Die Angebote für die frühe Förderung von Kindern unterscheiden sich von Gemeinde zu Gemeinde. Bisher war es in der Schweiz weitgehend unerforscht, wie Eltern von kleinen Kindern die Unterstützung in diesem Bereich nutzen. Die Hochschule Luzern hat gemeinsam mit der Karl-Franzens-Universität Graz die erste Studie veröffentlicht, welche die Sicht der Eltern zur frühen Förderung von Kleinkindern im Alter bis fünf Jahren umfassend aufzeigt.
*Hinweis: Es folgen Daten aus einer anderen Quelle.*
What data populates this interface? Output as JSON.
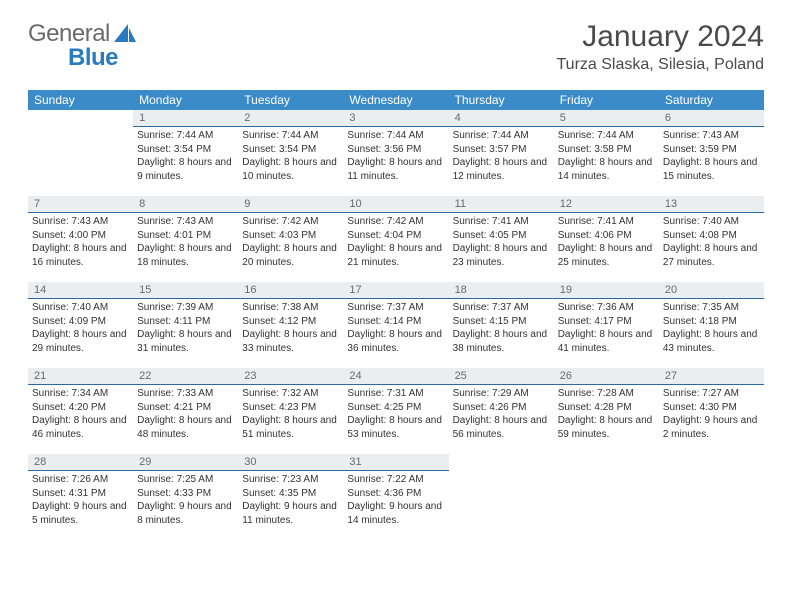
{
  "brand": {
    "general": "General",
    "blue": "Blue"
  },
  "title": "January 2024",
  "location": "Turza Slaska, Silesia, Poland",
  "colors": {
    "header_bg": "#3b8bc9",
    "header_text": "#ffffff",
    "daynum_bg": "#eaeef1",
    "daynum_border": "#2a6aa0",
    "text": "#333333",
    "logo_gray": "#6a6a6a",
    "logo_blue": "#2a7ac0"
  },
  "weekdays": [
    "Sunday",
    "Monday",
    "Tuesday",
    "Wednesday",
    "Thursday",
    "Friday",
    "Saturday"
  ],
  "start_offset": 1,
  "days": [
    {
      "n": 1,
      "sunrise": "7:44 AM",
      "sunset": "3:54 PM",
      "daylight": "8 hours and 9 minutes."
    },
    {
      "n": 2,
      "sunrise": "7:44 AM",
      "sunset": "3:54 PM",
      "daylight": "8 hours and 10 minutes."
    },
    {
      "n": 3,
      "sunrise": "7:44 AM",
      "sunset": "3:56 PM",
      "daylight": "8 hours and 11 minutes."
    },
    {
      "n": 4,
      "sunrise": "7:44 AM",
      "sunset": "3:57 PM",
      "daylight": "8 hours and 12 minutes."
    },
    {
      "n": 5,
      "sunrise": "7:44 AM",
      "sunset": "3:58 PM",
      "daylight": "8 hours and 14 minutes."
    },
    {
      "n": 6,
      "sunrise": "7:43 AM",
      "sunset": "3:59 PM",
      "daylight": "8 hours and 15 minutes."
    },
    {
      "n": 7,
      "sunrise": "7:43 AM",
      "sunset": "4:00 PM",
      "daylight": "8 hours and 16 minutes."
    },
    {
      "n": 8,
      "sunrise": "7:43 AM",
      "sunset": "4:01 PM",
      "daylight": "8 hours and 18 minutes."
    },
    {
      "n": 9,
      "sunrise": "7:42 AM",
      "sunset": "4:03 PM",
      "daylight": "8 hours and 20 minutes."
    },
    {
      "n": 10,
      "sunrise": "7:42 AM",
      "sunset": "4:04 PM",
      "daylight": "8 hours and 21 minutes."
    },
    {
      "n": 11,
      "sunrise": "7:41 AM",
      "sunset": "4:05 PM",
      "daylight": "8 hours and 23 minutes."
    },
    {
      "n": 12,
      "sunrise": "7:41 AM",
      "sunset": "4:06 PM",
      "daylight": "8 hours and 25 minutes."
    },
    {
      "n": 13,
      "sunrise": "7:40 AM",
      "sunset": "4:08 PM",
      "daylight": "8 hours and 27 minutes."
    },
    {
      "n": 14,
      "sunrise": "7:40 AM",
      "sunset": "4:09 PM",
      "daylight": "8 hours and 29 minutes."
    },
    {
      "n": 15,
      "sunrise": "7:39 AM",
      "sunset": "4:11 PM",
      "daylight": "8 hours and 31 minutes."
    },
    {
      "n": 16,
      "sunrise": "7:38 AM",
      "sunset": "4:12 PM",
      "daylight": "8 hours and 33 minutes."
    },
    {
      "n": 17,
      "sunrise": "7:37 AM",
      "sunset": "4:14 PM",
      "daylight": "8 hours and 36 minutes."
    },
    {
      "n": 18,
      "sunrise": "7:37 AM",
      "sunset": "4:15 PM",
      "daylight": "8 hours and 38 minutes."
    },
    {
      "n": 19,
      "sunrise": "7:36 AM",
      "sunset": "4:17 PM",
      "daylight": "8 hours and 41 minutes."
    },
    {
      "n": 20,
      "sunrise": "7:35 AM",
      "sunset": "4:18 PM",
      "daylight": "8 hours and 43 minutes."
    },
    {
      "n": 21,
      "sunrise": "7:34 AM",
      "sunset": "4:20 PM",
      "daylight": "8 hours and 46 minutes."
    },
    {
      "n": 22,
      "sunrise": "7:33 AM",
      "sunset": "4:21 PM",
      "daylight": "8 hours and 48 minutes."
    },
    {
      "n": 23,
      "sunrise": "7:32 AM",
      "sunset": "4:23 PM",
      "daylight": "8 hours and 51 minutes."
    },
    {
      "n": 24,
      "sunrise": "7:31 AM",
      "sunset": "4:25 PM",
      "daylight": "8 hours and 53 minutes."
    },
    {
      "n": 25,
      "sunrise": "7:29 AM",
      "sunset": "4:26 PM",
      "daylight": "8 hours and 56 minutes."
    },
    {
      "n": 26,
      "sunrise": "7:28 AM",
      "sunset": "4:28 PM",
      "daylight": "8 hours and 59 minutes."
    },
    {
      "n": 27,
      "sunrise": "7:27 AM",
      "sunset": "4:30 PM",
      "daylight": "9 hours and 2 minutes."
    },
    {
      "n": 28,
      "sunrise": "7:26 AM",
      "sunset": "4:31 PM",
      "daylight": "9 hours and 5 minutes."
    },
    {
      "n": 29,
      "sunrise": "7:25 AM",
      "sunset": "4:33 PM",
      "daylight": "9 hours and 8 minutes."
    },
    {
      "n": 30,
      "sunrise": "7:23 AM",
      "sunset": "4:35 PM",
      "daylight": "9 hours and 11 minutes."
    },
    {
      "n": 31,
      "sunrise": "7:22 AM",
      "sunset": "4:36 PM",
      "daylight": "9 hours and 14 minutes."
    }
  ],
  "labels": {
    "sunrise": "Sunrise:",
    "sunset": "Sunset:",
    "daylight": "Daylight:"
  }
}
Dafür haben die Studienautorinnen bei 498 Familien aus neun Schweizer Gemeinden eine Befragung durchgeführt (siehe Info-Box). Befragt wurden Familien aus der Mittelschicht, Familien in Sozialhilfe und Familien mit Migrationshintergrund. Die Studie gibt Aufschluss darüber, wie Eltern die öffentlichen Angebote nutzen, inwiefern die Leistungen ihren Bedürfnissen entsprechen und wo Unterschiede bei der Nutzung zwischen den Bevölkerungsgruppen bestehen.
Medizinische Basisangebote werden am häufigsten genutzt
Besonders gut begleitet fühlen sich Familien in der Vorphase ihres Elterndaseins. Das medizinische Basisangebot der Schwangerschaftsvorsorge wird von rund 90% aller Familien genutzt. Hier unterscheidet sich auch das Nutzungsverhalten zwischen den Familien aus unterschiedlichen sozialen Verhältnissen kaum. Anders sieht es bei der nachgeburtlichen Betreuung aus. Während die Mittelschicht (82%) und Familien mit Migrationshintergrund (82%) das weiterführenden Angebot der Wochenbetthebamme noch häufig in Anspruch nehmen, nutzen es nur noch rund zwei Drittel der Familien in Sozialhilfe.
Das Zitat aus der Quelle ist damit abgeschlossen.